A son lancement le 22 mars dernier, l'essai européen ambitionnait de livrer ses "premières tendances" à la fin du mois d'avril, selon la Pr Florence Ader. Début mai, alors que rien n'était encore sorti, Emmanuel Macron promettait, lui, des "résultats le 14 mai", se montrant tout de même prudent : "On n'a rien de concluant et ce matin on ne m'a pas dit 'on va avoir un traitement disponible dans 15 jours'". Si la réunion de ce 11 mai devrait permettre d'y voir plus clair, "la probabilité" que rien n'émerge à nouveau est envisagée, a confié à l'AFP le Pr Yazdan Yazdanpanah, patron du consortium chargé de chapeauter l'étude Discovery. 

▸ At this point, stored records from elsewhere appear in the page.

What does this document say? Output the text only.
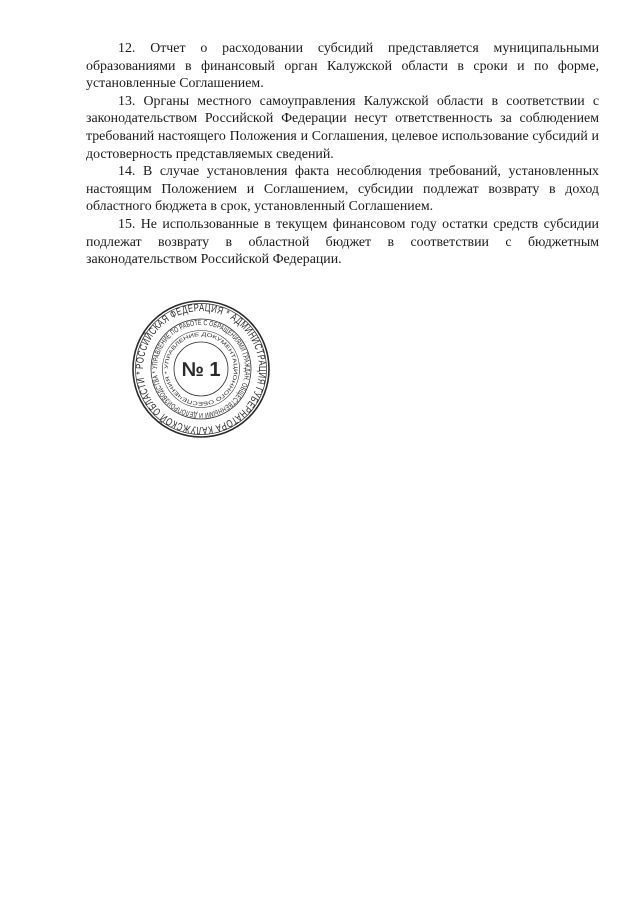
12. Отчет о расходовании субсидий представляется муниципальными образованиями в финансовый орган Калужской области в сроки и по форме, установленные Соглашением.

13. Органы местного самоуправления Калужской области в соответствии с законодательством Российской Федерации несут ответственность за соблюдением требований настоящего Положения и Соглашения, целевое использование субсидий и достоверность представляемых сведений.

14. В случае установления факта несоблюдения требований, установленных настоящим Положением и Соглашением, субсидии подлежат возврату в доход областного бюджета в срок, установленный Соглашением.

15. Не использованные в текущем финансовом году остатки средств субсидии подлежат возврату в областной бюджет в соответствии с бюджетным законодательством Российской Федерации.

РОССИЙСКАЯ ФЕДЕРАЦИЯ * АДМИНИСТРАЦИЯ ГУБЕРНАТОРА КАЛУЖСКОЙ ОБЛАСТИ *
УПРАВЛЕНИЕ ПО РАБОТЕ С ОБРАЩЕНИЯМИ ГРАЖДАН, ОБЩЕСТВЕННЫМИ И ДЕЛОПРОИЗВОДСТВА *
УПРАВЛЕНИЕ ДОКУМЕНТАЦИОННОГО ОБЕСПЕЧЕНИЯ * № 1
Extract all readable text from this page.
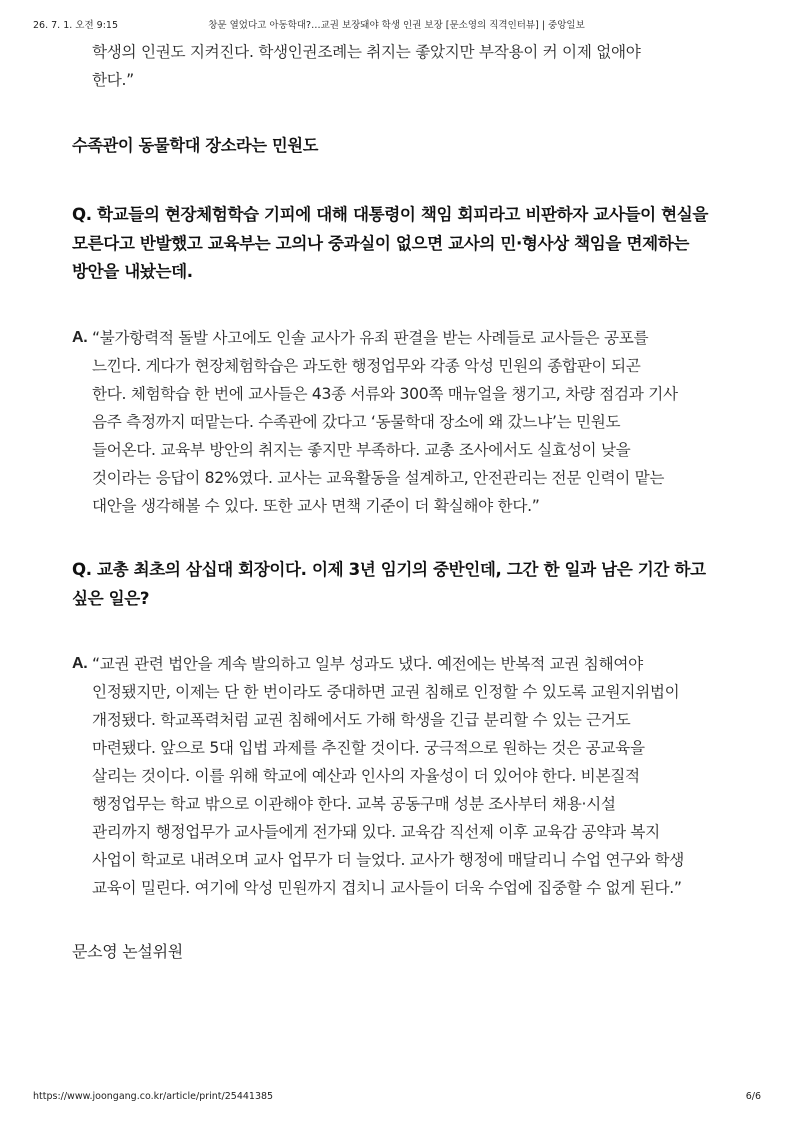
26. 7. 1. 오전 9:15	창문 열었다고 아동학대?…교권 보장돼야 학생 인권 보장 [문소영의 직격인터뷰] | 중앙일보
학생의 인권도 지켜진다. 학생인권조례는 취지는 좋았지만 부작용이 커 이제 없애야
한다.”
수족관이 동물학대 장소라는 민원도
Q. 학교들의 현장체험학습 기피에 대해 대통령이 책임 회피라고 비판하자 교사들이 현실을
모른다고 반발했고 교육부는 고의나 중과실이 없으면 교사의 민·형사상 책임을 면제하는
방안을 내놨는데.
A. “불가항력적 돌발 사고에도 인솔 교사가 유죄 판결을 받는 사례들로 교사들은 공포를
느낀다. 게다가 현장체험학습은 과도한 행정업무와 각종 악성 민원의 종합판이 되곤
한다. 체험학습 한 번에 교사들은 43종 서류와 300쪽 매뉴얼을 챙기고, 차량 점검과 기사
음주 측정까지 떠맡는다. 수족관에 갔다고 ‘동물학대 장소에 왜 갔느냐’는 민원도
들어온다. 교육부 방안의 취지는 좋지만 부족하다. 교총 조사에서도 실효성이 낮을
것이라는 응답이 82%였다. 교사는 교육활동을 설계하고, 안전관리는 전문 인력이 맡는
대안을 생각해볼 수 있다. 또한 교사 면책 기준이 더 확실해야 한다.”
Q. 교총 최초의 삼십대 회장이다. 이제 3년 임기의 중반인데, 그간 한 일과 남은 기간 하고
싶은 일은?
A. “교권 관련 법안을 계속 발의하고 일부 성과도 냈다. 예전에는 반복적 교권 침해여야
인정됐지만, 이제는 단 한 번이라도 중대하면 교권 침해로 인정할 수 있도록 교원지위법이
개정됐다. 학교폭력처럼 교권 침해에서도 가해 학생을 긴급 분리할 수 있는 근거도
마련됐다. 앞으로 5대 입법 과제를 추진할 것이다. 궁극적으로 원하는 것은 공교육을
살리는 것이다. 이를 위해 학교에 예산과 인사의 자율성이 더 있어야 한다. 비본질적
행정업무는 학교 밖으로 이관해야 한다. 교복 공동구매 성분 조사부터 채용·시설
관리까지 행정업무가 교사들에게 전가돼 있다. 교육감 직선제 이후 교육감 공약과 복지
사업이 학교로 내려오며 교사 업무가 더 늘었다. 교사가 행정에 매달리니 수업 연구와 학생
교육이 밀린다. 여기에 악성 민원까지 겹치니 교사들이 더욱 수업에 집중할 수 없게 된다.”
문소영 논설위원
https://www.joongang.co.kr/article/print/25441385	6/6
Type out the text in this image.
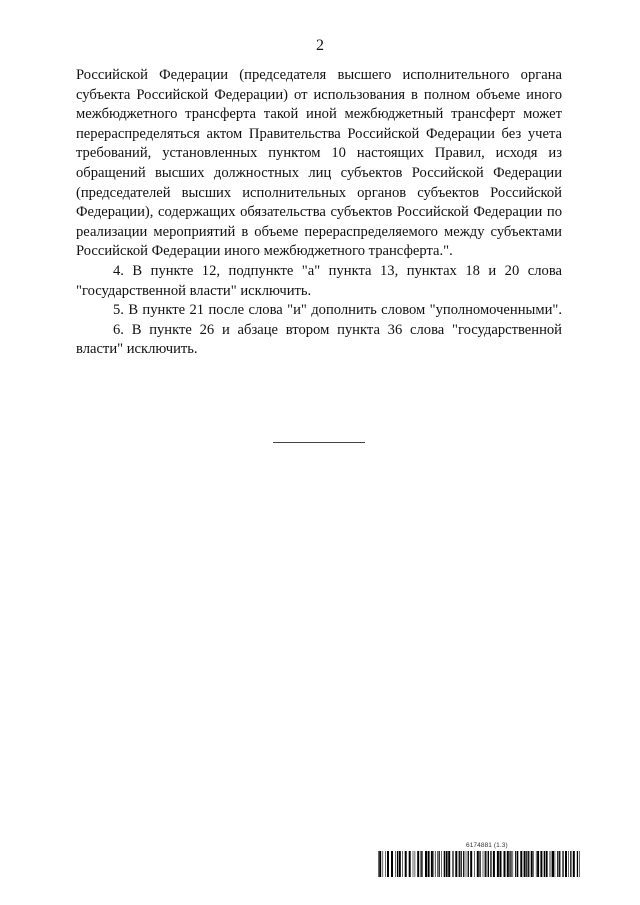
2

Российской Федерации (председателя высшего исполнительного органа субъекта Российской Федерации) от использования в полном объеме иного межбюджетного трансферта такой иной межбюджетный трансферт может перераспределяться актом Правительства Российской Федерации без учета требований, установленных пунктом 10 настоящих Правил, исходя из обращений высших должностных лиц субъектов Российской Федерации (председателей высших исполнительных органов субъектов Российской Федерации), содержащих обязательства субъектов Российской Федерации по реализации мероприятий в объеме перераспределяемого между субъектами Российской Федерации иного межбюджетного трансферта.".

4. В пункте 12, подпункте "а" пункта 13, пунктах 18 и 20 слова "государственной власти" исключить.

5. В пункте 21 после слова "и" дополнить словом "уполномоченными".

6. В пункте 26 и абзаце втором пункта 36 слова "государственной власти" исключить.

6174881 (1.3)
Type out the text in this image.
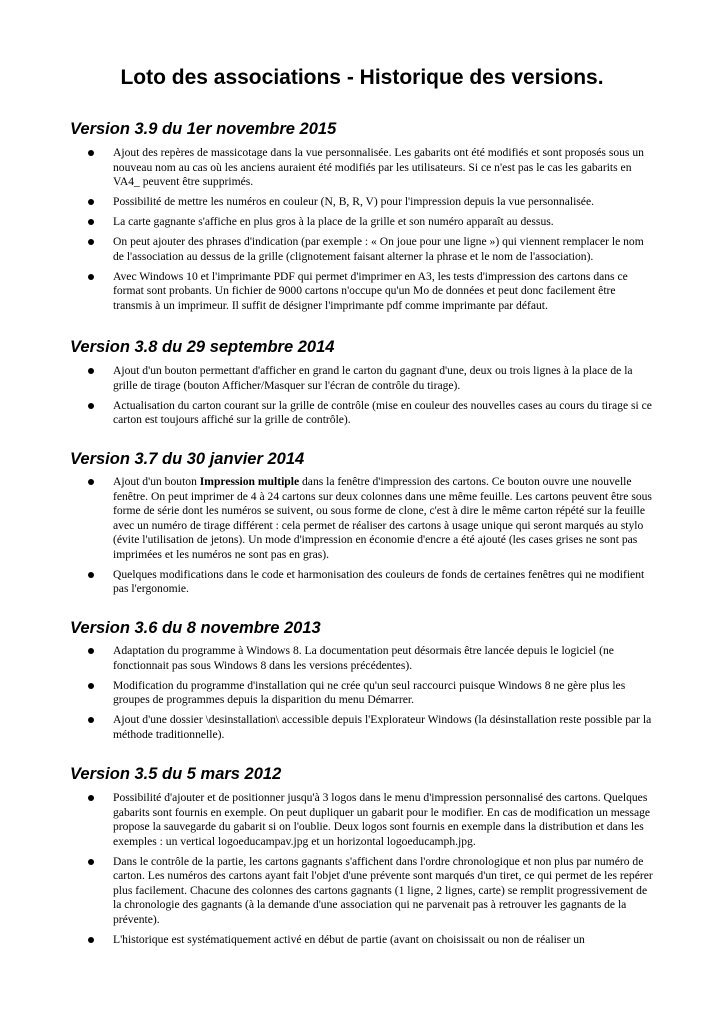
Loto des associations - Historique des versions.
Version 3.9 du 1er novembre 2015
Ajout des repères de massicotage dans la vue personnalisée. Les gabarits ont été modifiés et sont proposés sous un nouveau nom au cas où les anciens auraient été modifiés par les utilisateurs. Si ce n'est pas le cas les gabarits en VA4_ peuvent être supprimés.
Possibilité de mettre les numéros en couleur (N, B, R, V) pour l'impression depuis la vue personnalisée.
La carte gagnante s'affiche en plus gros à la place de la grille et son numéro apparaît au dessus.
On peut ajouter des phrases d'indication (par exemple : « On joue pour une ligne ») qui viennent remplacer le nom de l'association au dessus de la grille (clignotement faisant alterner la phrase et le nom de l'association).
Avec Windows 10 et l'imprimante PDF qui permet d'imprimer en A3, les tests d'impression des cartons dans ce format sont probants. Un fichier de 9000 cartons n'occupe qu'un Mo de données et peut donc facilement être transmis à un imprimeur. Il suffit de désigner l'imprimante pdf comme imprimante par défaut.
Version 3.8 du 29 septembre 2014
Ajout d'un bouton permettant d'afficher en grand le carton du gagnant d'une, deux ou trois lignes à la place de la grille de tirage (bouton Afficher/Masquer sur l'écran de contrôle du tirage).
Actualisation du carton courant sur la grille de contrôle (mise en couleur des nouvelles cases au cours du tirage si ce carton est toujours affiché sur la grille de contrôle).
Version 3.7 du 30 janvier 2014
Ajout d'un bouton Impression multiple dans la fenêtre d'impression des cartons. Ce bouton ouvre une nouvelle fenêtre. On peut imprimer de 4 à 24 cartons sur deux colonnes dans une même feuille. Les cartons peuvent être sous forme de série dont les numéros se suivent, ou sous forme de clone, c'est à dire le même carton répété sur la feuille avec un numéro de tirage différent : cela permet de réaliser des cartons à usage unique qui seront marqués au stylo (évite l'utilisation de jetons). Un mode d'impression en économie d'encre a été ajouté (les cases grises ne sont pas imprimées et les numéros ne sont pas en gras).
Quelques modifications dans le code et harmonisation des couleurs de fonds de certaines fenêtres qui ne modifient pas l'ergonomie.
Version 3.6 du 8 novembre 2013
Adaptation du programme à Windows 8. La documentation peut désormais être lancée depuis le logiciel (ne fonctionnait pas sous Windows 8 dans les versions précédentes).
Modification du programme d'installation qui ne crée qu'un seul raccourci puisque Windows 8 ne gère plus les groupes de programmes depuis la disparition du menu Démarrer.
Ajout d'une dossier \desinstallation\ accessible depuis l'Explorateur Windows (la désinstallation reste possible par la méthode traditionnelle).
Version 3.5 du 5 mars 2012
Possibilité d'ajouter et de positionner jusqu'à 3 logos dans le menu d'impression personnalisé des cartons. Quelques gabarits sont fournis en exemple. On peut dupliquer un gabarit pour le modifier. En cas de modification un message propose la sauvegarde du gabarit si on l'oublie. Deux logos sont fournis en exemple dans la distribution et dans les exemples : un vertical logoeducampav.jpg et un horizontal logoeducamph.jpg.
Dans le contrôle de la partie, les cartons gagnants s'affichent dans l'ordre chronologique et non plus par numéro de carton. Les numéros des cartons ayant fait l'objet d'une prévente sont marqués d'un tiret, ce qui permet de les repérer plus facilement. Chacune des colonnes des cartons gagnants (1 ligne, 2 lignes, carte) se remplit progressivement de la chronologie des gagnants (à la demande d'une association qui ne parvenait pas à retrouver les gagnants de la prévente).
L'historique est systématiquement activé en début de partie (avant on choisissait ou non de réaliser un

Le calendrier de la présentation des premières conclusions de Discovery n'est donc à ce jour pas respecté, ce qui n'est pas de bonne augure pour la suite de la recherche. "Si c'était des molécules hyper efficaces, on l'aurait su déjà", selon le Pr Yazdan Yazdanpanah. 

Un problème de budget

Aujourd'hui, des discussions sont en cours avec l'Union européenne pour débloquer une enveloppe dédiée à l'essai Discovery. Car chaque patient testé coûtant entre 4 500 et 5 000 euros, certains pays ne peuvent se permettre de telles dépenses. Dans Le Monde, le Pr Yazdan Yazdanpanah y voyait là un "échec" de l'Europe dans la recherche menée contre le Covid-19.